Visually bonkers, with a good number of laughs from the overall absurdity and the committed (in every sense) maniacal mayhem exuded by Johnny & Benicio–both of whom are terrific—but after a certain point, the ‘point’ is Made, yet the beat-down goes on, and gets harder to justify. By the time the debauchery ends up with the queasy degradation of the waitress played by Ellen Barkin, the ‘truthseeking’ “heroes” we’re stoned into identifying with have lost whatever sheen of “rebel” they roared into town on and just come off like snotty, selfish jerks, or worse—abusive, self-spoiled pricks.
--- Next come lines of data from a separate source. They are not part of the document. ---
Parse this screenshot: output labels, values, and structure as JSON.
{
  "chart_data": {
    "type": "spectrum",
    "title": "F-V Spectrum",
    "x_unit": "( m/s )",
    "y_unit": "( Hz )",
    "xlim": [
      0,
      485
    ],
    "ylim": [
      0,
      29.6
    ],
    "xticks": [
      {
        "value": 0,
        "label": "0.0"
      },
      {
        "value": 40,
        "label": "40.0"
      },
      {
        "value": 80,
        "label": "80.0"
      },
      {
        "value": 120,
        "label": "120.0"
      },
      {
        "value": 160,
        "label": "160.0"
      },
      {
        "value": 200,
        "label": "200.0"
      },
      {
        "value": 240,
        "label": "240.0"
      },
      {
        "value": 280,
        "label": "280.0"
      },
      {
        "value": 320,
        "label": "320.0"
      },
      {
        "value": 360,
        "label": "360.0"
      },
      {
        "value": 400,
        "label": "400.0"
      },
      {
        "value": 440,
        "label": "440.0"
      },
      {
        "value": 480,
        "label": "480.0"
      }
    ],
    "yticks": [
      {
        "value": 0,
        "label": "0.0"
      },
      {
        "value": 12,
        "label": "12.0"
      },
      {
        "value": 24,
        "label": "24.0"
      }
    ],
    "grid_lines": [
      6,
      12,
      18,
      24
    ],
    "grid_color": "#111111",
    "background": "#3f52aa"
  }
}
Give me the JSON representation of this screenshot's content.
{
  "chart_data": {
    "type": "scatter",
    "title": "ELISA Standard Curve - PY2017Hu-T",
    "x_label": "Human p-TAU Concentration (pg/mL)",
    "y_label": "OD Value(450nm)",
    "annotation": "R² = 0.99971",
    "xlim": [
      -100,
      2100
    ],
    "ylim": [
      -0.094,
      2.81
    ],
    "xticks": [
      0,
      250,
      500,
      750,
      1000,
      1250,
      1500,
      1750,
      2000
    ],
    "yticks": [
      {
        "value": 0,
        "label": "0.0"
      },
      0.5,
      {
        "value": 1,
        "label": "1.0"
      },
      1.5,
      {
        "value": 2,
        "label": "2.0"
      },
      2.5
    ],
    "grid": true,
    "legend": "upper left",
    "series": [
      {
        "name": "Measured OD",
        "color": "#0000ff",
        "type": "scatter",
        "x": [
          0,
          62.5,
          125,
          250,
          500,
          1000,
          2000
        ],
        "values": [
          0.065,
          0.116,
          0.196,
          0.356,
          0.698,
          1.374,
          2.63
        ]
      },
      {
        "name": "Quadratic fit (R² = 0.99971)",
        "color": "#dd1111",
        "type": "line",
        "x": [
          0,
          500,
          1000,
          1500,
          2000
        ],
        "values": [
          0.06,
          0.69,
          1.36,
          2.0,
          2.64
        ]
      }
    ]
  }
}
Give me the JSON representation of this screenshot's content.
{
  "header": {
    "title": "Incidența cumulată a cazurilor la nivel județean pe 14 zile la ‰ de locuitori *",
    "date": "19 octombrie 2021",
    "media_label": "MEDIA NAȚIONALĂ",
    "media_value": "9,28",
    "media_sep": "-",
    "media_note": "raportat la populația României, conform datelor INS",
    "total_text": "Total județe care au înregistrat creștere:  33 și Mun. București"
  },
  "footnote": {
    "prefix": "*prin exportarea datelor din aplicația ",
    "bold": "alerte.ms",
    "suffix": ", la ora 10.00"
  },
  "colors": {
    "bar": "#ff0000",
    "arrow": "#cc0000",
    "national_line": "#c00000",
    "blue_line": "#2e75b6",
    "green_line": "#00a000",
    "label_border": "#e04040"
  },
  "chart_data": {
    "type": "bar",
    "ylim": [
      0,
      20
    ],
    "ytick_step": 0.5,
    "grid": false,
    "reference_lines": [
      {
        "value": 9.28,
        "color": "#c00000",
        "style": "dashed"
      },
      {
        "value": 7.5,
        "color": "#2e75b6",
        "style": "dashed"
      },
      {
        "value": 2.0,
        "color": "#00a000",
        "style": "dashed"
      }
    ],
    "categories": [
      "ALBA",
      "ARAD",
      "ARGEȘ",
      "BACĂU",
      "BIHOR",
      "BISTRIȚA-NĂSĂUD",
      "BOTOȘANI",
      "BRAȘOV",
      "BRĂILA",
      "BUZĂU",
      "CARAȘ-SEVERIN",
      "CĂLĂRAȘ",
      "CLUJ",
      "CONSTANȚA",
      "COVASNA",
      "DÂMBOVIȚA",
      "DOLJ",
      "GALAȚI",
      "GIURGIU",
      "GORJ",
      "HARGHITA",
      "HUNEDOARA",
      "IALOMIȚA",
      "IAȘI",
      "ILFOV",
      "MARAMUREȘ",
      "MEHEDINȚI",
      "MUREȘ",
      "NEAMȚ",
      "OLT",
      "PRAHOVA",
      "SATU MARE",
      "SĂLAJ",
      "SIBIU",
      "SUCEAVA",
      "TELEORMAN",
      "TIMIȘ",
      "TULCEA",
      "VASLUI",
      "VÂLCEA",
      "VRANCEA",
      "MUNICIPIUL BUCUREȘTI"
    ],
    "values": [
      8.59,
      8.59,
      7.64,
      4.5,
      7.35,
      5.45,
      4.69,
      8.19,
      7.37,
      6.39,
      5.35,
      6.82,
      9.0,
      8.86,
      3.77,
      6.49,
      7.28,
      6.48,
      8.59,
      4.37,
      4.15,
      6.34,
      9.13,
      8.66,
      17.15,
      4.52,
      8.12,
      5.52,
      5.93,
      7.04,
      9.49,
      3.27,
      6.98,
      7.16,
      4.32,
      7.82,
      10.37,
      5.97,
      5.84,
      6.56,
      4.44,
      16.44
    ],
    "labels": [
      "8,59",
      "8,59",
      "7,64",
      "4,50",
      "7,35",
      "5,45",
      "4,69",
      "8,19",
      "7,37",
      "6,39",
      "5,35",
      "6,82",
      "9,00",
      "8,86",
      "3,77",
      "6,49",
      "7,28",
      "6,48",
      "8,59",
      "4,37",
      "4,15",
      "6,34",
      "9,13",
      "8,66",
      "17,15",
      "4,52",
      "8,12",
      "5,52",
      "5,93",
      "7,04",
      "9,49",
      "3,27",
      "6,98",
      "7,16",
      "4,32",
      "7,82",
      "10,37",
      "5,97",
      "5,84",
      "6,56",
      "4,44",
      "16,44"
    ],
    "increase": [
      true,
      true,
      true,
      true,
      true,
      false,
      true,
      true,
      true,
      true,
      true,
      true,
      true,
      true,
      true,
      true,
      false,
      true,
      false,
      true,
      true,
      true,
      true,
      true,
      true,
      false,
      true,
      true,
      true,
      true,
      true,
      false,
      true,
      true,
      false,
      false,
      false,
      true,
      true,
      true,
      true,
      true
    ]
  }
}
People that are merrily high and possessed of wit can be a real hoot, but when they turn sloppy and mean the charm melts away like the promises made by those they mock. “Fuck everyone!” isn’t rebellion: it’s surrender.
Reviews ranged from rhapsodic to revolted, and the nonstop visual overkill, plus the inescapable fact that much of an audience that might’ve enjoyed the weirdness—based on their own shallow gravedig in Dopeville—had no frickin’ idea who Thompson was or why he may have meant something to some slice of spiritually afflicted society in the first place, saw that audiences didn’t flood to the flow. Costing $18,500,000 to imagine, the bum-trip take of just $10,680,000 registered as a whopping flop, 113th place in ’98, a year that saw the laughs-meet-cash dial directed at march-to-doom idiocy like The Waterboy, Doctor Doolittle, Rush Hour and Patch Adams. **
With Katherine Helmond, Craig Bierko, Michael Jeter, Troy Evans, Flea, Jenette Goldstein, Tim Thomerson.
* Over the years, both Martin Scorsese and Oliver Stone made feints at the project. When things finally kicked into gear, Alex Cox started as director, was fired after a few weeks, then Gilliam took over. Gilliam and Tony Grisoni did a fast rewrite of the script Cox and Tod Davies had prepared. Prior to their jumble—while critics dumped on it, there are fans who got a kick out of the maligned 1980 pass on Thompson with Bill Murray, Where The Buffalo Roam.
** To be fair to 1998—‘fair’ to a ‘year‘? WTF have I come to?—there were some ace comedies that drew crowds—Shakespeare In Love, There’s Something About Mary, The Truman Show, Pleasantville–and lest we forget, one that even shouted political anger: Bulworth. OMFG! Wait a damned drug-addled minute-–The Big Lebowski, Rushmore, The Opposite Of Sex...okay, so sickness was alive and well after all. I knew all I had to do was change the music, stand up and move to another room. Now, for the love of Jagger, just do NOT look in the mirror…
“And that, I think, was the handle – that sense of inevitable victory over the forces of old and evil. Not in any mean or military sense; we didn’t need that. Our energy would simply prevail. We had all the momentum; we were riding the crest of a high and beautiful wave. So now, less than five years later, you can go up on a steep hill in Las Vegas and look west, and with the right kind of eyes you can almost see the high-water mark – that place where the wave finally broke and rolled back.”
Love this one! This has to be the best representation of being on acid ever filmed!
Where The Buffalo Roam was also a nice adaptation of the…novel? diary? DT vision?